Many banks offer residents cash in exchange for a vacant house left in good condition. Obtaining possession of a foreclosed home as soon as possible helps to minimize the bank’s losses. The bank determines the amount of money it gives the homeowner or occupant of a foreclosed property, and may even offer money to avoid the foreclosure process altogether.
Foreclosure Occupants Who Get Money
Known as “relocation assistance” and “cash for keys,” the money that banks give residents of foreclosed homes functions as incentive to move out quickly and gracefully. Homeowners, renters and other occupants residing in the property at the time of foreclosure may receive an offer from the bank. Occupants can negotiate a move out time and the monetary amount with the bank’s real estate agent, or other representative hired to help the bank take possession of the home.
Less Time Equals More Money
Banks offer cash for keys on a voluntary basis. The payment amount is subject to bank discretion and usually negotiable. Typically, the faster a homeowner vacates the property, the more money he gets. The bank considers other factors in addition to the time needed to move out, including the home’s value, its physical condition and the bank’s plan for the property. Banks usually offer between $500 to $5,000 and require that occupants leave the home “broom-swept,” free of debris, and with all fixtures and landscaping intact.
Banks want occupants to vacate a foreclosed property within a certain number of days. An eviction can take between three months and six months and tenants in foreclosure have certain rights protecting them against having to move. Extended occupancy of a foreclosure increases the bank’s overall maintenance costs, therefore, banks pay tenants to move out relatively quickly. Banks also bear the expense of paying security deposits, utility deposits, moving costs and even temporary living expenses for tenants after foreclosure. As a result, paying tenants a lump sum to move out may entail less money and hassle.

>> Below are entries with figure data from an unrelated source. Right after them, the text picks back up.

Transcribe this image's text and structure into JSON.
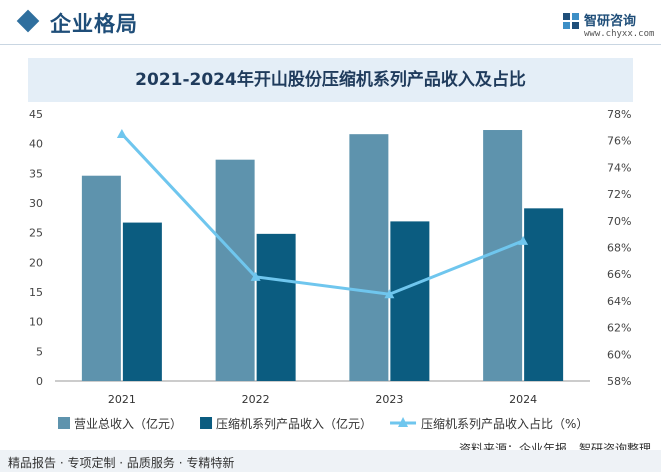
{
  "header": {
    "section_title": "企业格局",
    "logo_name": "智研咨询",
    "logo_url": "www.chyxx.com"
  },
  "chart_data": {
    "type": "bar",
    "title": "2021-2024年开山股份压缩机系列产品收入及占比",
    "categories": [
      "2021",
      "2022",
      "2023",
      "2024"
    ],
    "series": [
      {
        "name": "营业总收入（亿元）",
        "type": "bar",
        "axis": "left",
        "color": "#5e93ad",
        "values": [
          34.6,
          37.3,
          41.6,
          42.3
        ]
      },
      {
        "name": "压缩机系列产品收入（亿元）",
        "type": "bar",
        "axis": "left",
        "color": "#0b5c80",
        "values": [
          26.7,
          24.8,
          26.9,
          29.1
        ]
      },
      {
        "name": "压缩机系列产品收入占比（%）",
        "type": "line",
        "axis": "right",
        "color": "#6fc6ee",
        "values": [
          76.5,
          65.8,
          64.5,
          68.5
        ]
      }
    ],
    "y_left": {
      "min": 0,
      "max": 45,
      "ticks": [
        0,
        5,
        10,
        15,
        20,
        25,
        30,
        35,
        40,
        45
      ]
    },
    "y_right": {
      "min": 58,
      "max": 78,
      "ticks": [
        "58%",
        "60%",
        "62%",
        "64%",
        "66%",
        "68%",
        "70%",
        "72%",
        "74%",
        "76%",
        "78%"
      ]
    },
    "grid": false,
    "legend_position": "bottom"
  },
  "footer": {
    "left": "精品报告 · 专项定制 · 品质服务 · 专精特新",
    "source": "资料来源：企业年报、智研咨询整理"
  }
}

Money to Avoid Foreclosure
Banks can also offer homeowners money to avoid foreclosure. They may offer relocation assistance for a short sale — when owners sell for less than the mortgage debt owed — or for a deed-in-lieu of foreclosure. A deed-in-lieu involves transferring ownership to the bank instead of waiting for foreclosure. The amount that banks pay for these alternatives varies and may also be negotiated. Lenders participating in the federal Home Affordable Foreclosure Alternatives program, however, must pay homeowners $3,000 for a short sale or deed-in-lieu.